Chastain Park Conservancy; You Go, Grill!

I love it when we get calls from unexpected places Located as we are, in Lumpkin County, we do not do much business in the Atlanta area, it is just too far of a drive. This project, though, sounded interesting and came from an unlikely source, the Chastain Park Conservancy. They needed help with the stone grills that are spread throughout Chastain Park, which is in north Atlanta. Art of Stone Gardening answered the call.

The mission of the Chastain Park Conservancy is “to restore, enhance, maintain and preserve the Park’s 268 acres for its over 3.2 million annual visitors.” (

Chastain Park – A Popular Place

Chastain Park, the City of Atlanta’s second largest park, is classed as a regional park. It serves as a neighborhood park to those who live in the Buckhead and Sandy Springs neighborhoods surrounding it. It is a beautiful park with picnic areas, walking trails, a wonderful playground, golf course, horse park, and pool. The Cadence Bank Amphitheater has been hosting outdoor concerts since 1944, and the Chastain Park Arts Center hosts numerous classes, exhibits, and events. Local sports teams and organizations compete on the park’s tennis courts, baseball diamonds, and soccer fields. Suffice it to say, the park and its facilities get a lot of use.

Originally named North Fulton Park, it was renamed Chastain Park in the 1940s. Here are some websites that tell the story of Chastain Park.

The Atlanta History Center:

Sandy Springs:

City of Atlanta:

Digital Library of Georgia:

Eighty-Year-Old Masonry Barbeque Grills

Built to last, this once handsome grill has been laid low by generations of use and weather. The Chastain Park grills were made from granite, probably granite from Elberton, GA.

Within the park’s landscape are 13 stone barbecue grills that were built in the 1940’s. For eighty years they have served park enthusiasts, and they are falling apart. The Conservancy asked us to rebuild them. Granite is a very tough stone and because it is so hard, it takes a real craftsman to cut and fit it. 

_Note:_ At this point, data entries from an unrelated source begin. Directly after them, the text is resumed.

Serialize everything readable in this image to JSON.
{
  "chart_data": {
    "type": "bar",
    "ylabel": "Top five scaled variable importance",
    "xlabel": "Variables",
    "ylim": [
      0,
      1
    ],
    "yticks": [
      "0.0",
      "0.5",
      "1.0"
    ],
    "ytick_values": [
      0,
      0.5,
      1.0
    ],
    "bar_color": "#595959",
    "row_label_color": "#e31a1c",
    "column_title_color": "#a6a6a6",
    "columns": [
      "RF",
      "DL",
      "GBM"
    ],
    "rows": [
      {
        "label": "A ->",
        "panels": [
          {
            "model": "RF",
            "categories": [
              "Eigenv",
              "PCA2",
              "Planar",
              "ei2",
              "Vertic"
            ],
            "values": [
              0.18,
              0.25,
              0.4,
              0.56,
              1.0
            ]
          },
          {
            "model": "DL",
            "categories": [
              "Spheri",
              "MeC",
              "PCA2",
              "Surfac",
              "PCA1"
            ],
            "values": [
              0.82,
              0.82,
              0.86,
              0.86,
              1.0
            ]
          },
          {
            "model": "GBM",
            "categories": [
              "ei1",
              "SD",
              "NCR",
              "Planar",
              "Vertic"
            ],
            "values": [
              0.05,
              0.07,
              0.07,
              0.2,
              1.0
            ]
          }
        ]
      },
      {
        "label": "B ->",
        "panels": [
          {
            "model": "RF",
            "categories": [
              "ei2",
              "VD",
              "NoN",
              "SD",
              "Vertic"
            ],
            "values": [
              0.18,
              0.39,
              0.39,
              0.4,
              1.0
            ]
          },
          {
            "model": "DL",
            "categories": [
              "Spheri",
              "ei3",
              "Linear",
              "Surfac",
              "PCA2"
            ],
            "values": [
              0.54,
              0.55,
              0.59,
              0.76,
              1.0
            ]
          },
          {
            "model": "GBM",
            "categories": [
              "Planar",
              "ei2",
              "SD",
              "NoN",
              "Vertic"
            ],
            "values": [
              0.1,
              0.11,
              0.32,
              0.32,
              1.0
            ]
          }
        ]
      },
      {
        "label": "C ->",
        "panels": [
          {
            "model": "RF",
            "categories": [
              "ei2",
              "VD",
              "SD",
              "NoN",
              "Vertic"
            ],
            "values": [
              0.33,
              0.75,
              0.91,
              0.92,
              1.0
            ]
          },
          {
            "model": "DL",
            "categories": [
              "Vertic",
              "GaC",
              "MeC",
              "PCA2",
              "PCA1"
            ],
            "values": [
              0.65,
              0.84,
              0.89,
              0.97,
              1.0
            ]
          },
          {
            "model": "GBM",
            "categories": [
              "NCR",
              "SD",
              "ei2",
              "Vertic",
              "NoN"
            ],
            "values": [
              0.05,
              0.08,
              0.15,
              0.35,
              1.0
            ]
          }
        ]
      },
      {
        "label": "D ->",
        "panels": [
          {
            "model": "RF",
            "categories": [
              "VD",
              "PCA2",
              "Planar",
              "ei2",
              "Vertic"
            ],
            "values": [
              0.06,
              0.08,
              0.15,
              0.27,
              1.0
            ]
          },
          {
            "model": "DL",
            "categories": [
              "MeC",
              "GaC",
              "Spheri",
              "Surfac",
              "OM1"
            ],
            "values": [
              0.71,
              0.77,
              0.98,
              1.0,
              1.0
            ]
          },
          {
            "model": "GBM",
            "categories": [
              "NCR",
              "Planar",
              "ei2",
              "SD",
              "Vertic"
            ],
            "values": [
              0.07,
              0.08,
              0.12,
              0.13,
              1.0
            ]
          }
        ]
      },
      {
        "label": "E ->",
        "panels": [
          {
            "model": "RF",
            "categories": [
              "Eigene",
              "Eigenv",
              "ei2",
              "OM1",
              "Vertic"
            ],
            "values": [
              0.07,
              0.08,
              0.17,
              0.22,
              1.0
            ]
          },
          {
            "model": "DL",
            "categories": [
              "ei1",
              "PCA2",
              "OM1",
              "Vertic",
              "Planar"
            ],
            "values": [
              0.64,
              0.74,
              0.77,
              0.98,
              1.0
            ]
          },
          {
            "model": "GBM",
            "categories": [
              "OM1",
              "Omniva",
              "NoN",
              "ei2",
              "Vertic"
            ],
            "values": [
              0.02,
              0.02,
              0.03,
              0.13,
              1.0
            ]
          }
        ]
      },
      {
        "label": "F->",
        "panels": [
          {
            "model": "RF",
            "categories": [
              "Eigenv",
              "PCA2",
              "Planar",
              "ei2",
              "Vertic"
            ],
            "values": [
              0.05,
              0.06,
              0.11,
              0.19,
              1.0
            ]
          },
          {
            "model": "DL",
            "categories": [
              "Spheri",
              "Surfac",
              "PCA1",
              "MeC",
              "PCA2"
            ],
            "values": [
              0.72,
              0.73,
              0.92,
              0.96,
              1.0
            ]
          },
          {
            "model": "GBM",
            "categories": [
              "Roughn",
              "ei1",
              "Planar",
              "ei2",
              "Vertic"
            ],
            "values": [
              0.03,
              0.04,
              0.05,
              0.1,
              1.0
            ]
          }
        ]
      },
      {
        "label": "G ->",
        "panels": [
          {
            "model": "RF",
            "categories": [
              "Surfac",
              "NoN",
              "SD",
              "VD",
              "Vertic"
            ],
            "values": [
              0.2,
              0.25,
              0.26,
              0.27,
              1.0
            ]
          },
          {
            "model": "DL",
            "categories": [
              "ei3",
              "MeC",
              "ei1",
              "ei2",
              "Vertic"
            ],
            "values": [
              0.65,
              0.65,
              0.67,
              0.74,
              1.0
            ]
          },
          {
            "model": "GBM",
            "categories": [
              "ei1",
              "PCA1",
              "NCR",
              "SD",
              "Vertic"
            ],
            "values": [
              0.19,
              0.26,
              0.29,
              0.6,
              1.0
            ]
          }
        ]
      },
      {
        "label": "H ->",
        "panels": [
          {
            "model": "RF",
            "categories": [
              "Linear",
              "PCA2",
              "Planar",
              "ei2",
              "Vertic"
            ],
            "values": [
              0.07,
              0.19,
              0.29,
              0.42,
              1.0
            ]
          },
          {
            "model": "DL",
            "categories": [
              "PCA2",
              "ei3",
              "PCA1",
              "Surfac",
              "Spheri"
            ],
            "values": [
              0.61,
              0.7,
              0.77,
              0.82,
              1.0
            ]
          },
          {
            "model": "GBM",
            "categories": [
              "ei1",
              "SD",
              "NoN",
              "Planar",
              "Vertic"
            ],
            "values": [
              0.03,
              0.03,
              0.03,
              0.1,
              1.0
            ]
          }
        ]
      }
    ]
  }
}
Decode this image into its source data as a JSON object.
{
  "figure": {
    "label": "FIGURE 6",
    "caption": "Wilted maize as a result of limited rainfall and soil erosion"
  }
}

This image shows the extensive loss of mortar and how the masonry has been patched over time. We did not reuse the granite from the original grill as it had mortar on it and the stones were stained.
The Conservancy had us start with one grill that is near a large, popular pavilion. The stone grills are 3.5’ tall, 5’ wide and 3.5’ deep.
The entire grill sits on a 6” concrete base that is also 6” wider than the footprint of the grill. We built the structure of the grill using concrete blocks, then granite stone veneer was attached to the concrete block.

We used fire bricks that withstand high heat line to line the cooking area. Special clay, fireclay, is used to set the bricks. Fireclay is mixed with Portland cement and builders’ sand and together this mortar withstands high heat without falling apart.

We had a local welder create the custom grates. I particularly like the flat side for grilling veggies, fish and items that could fall through the grate. The grilling surface is 2’ x 3’.

Bon Appetite!

Ah, the joy of cooking out. There is a particular pleasure in grilling and preparing food out of doors, especially when it is done on a well-designed grill.

It is our hope that future generations of park users will delight in using the newly constructed grill.